Left: Signage for Rockaway Beach. Right: Identity, Public Theatre, 2014-2015

What makes a great neighbourhood?

 

You can’t design a neighbourhood, because then it will look designed. It has to be a combination of design, and accident. The accidents have to be based on a diversity of wealth. There is an area in New York called Battery Park City, and all the buildings were designed where they go well together, and they came down to the design commission because they wanted to put up their own decorative street signs, instead of the standard New York City street signs. They made the whole community look like they were in the suburbs – like, why would you want to live in New York City? Just move to Westchester with these stupid things. That’s a group of people that came together and they all have the same amount of wealth because they were all living in this development across the West Side Highway from Downtown, and they made this enclave that was a horror. If they had a more diverse community, they would have never done something so silly. The minute you try and ensure perfection, you’ve made something pretty horrid.

 

There was a very famous suburb on the outskirts of New York, called Levittown, and all the houses were exactly the same and built in the 50s. Over time the trees grew up, and began hiding the houses. Then people started adding to the houses. People moved in and out and some people put towers on it, and other crazy things. And now it’s a terrific neighbourhood, because human beings will not stand for that type of regiment. Over time they will rebel.
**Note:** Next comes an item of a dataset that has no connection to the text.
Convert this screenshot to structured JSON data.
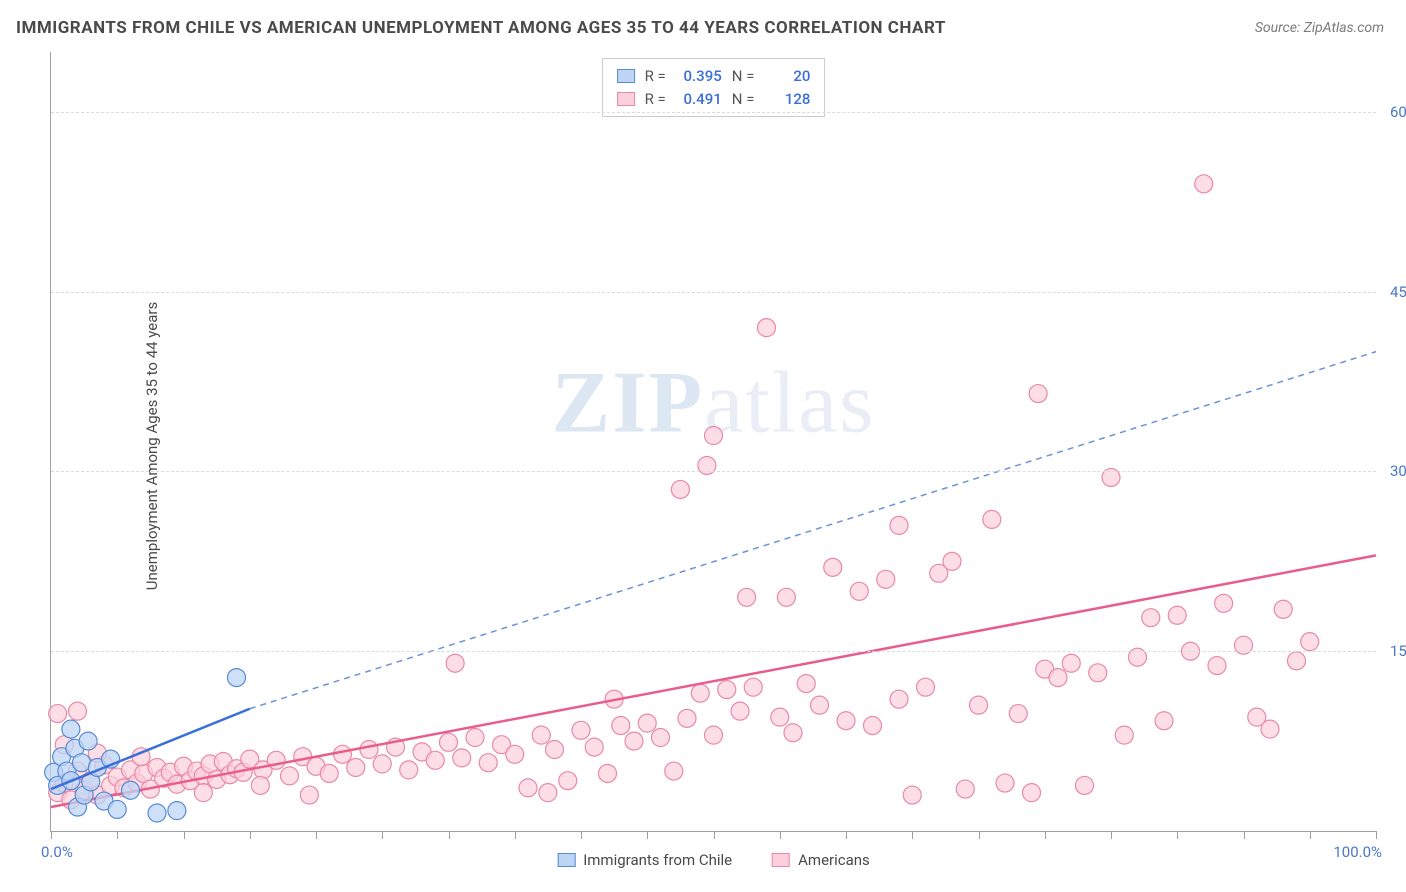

Designers just line the way with their accidents.

 

Levittown, 1960. Source: Levittown Public Library

What is your criteria for pro-bono work?

 

I have three criteria, it has to be:

 

  1. Something that I’m interested in that I can make better, and have a lot of creative freedom with
  2. Something where I elevate a certain type of work – by agreeing to do it for free, I have the ability to do something that is going to be widely seen that elevates an area.
  3. Something I just simply believe in and want to see done.

 

Can you give an example?

 

The Public Theatre has been completely free for the past ten years, but that’s my lab. That’s where I experiment and discover things. Something I donated that was completely a gift to New York City was the Parks Department signage. They didn't have any budget to develop signage for the entire city. I’m not talking about the parks funded by the wealthy, just the public parks. I can do it, so I did. They are still rolling it out very slowly, they don’t have a lot of money, but that was something I did as a gift. I wouldn’t say it was a pro-bono project, it was a gift – here you go, fix it up.

 

The third one that was sort of accidental that I ended up getting paid for later was Shake Shack. I did the identity for them because it was across the street from Pentagram, but what was great about it was this architect named  James Wines, a really wonderful architect, had done a structure that was really unusual for a fast food place, so I could supply graphics that were unusual for a fast food place. So that changed the perception of what your expectations are for a hamburger stand – so that was great. Those sorts of things are the right things to do.

 

Shake Shack identity

Outside of graphics, where does design have the strongest thing to create change?

 

Obviously in transportation, and in the sort of things that improve the quality of life: environmentally, in buildings, in prefab housing, in areas where human beings need to have a better existence, being able to design better public spaces and parks. All those things really matter.

 

You said you keep going because you like to believe you haven’t created your best work. How do you know when you’ve done it?

 

I’ll probably never know. The point isn’t to have done it, because if you’ve done it, you’re done.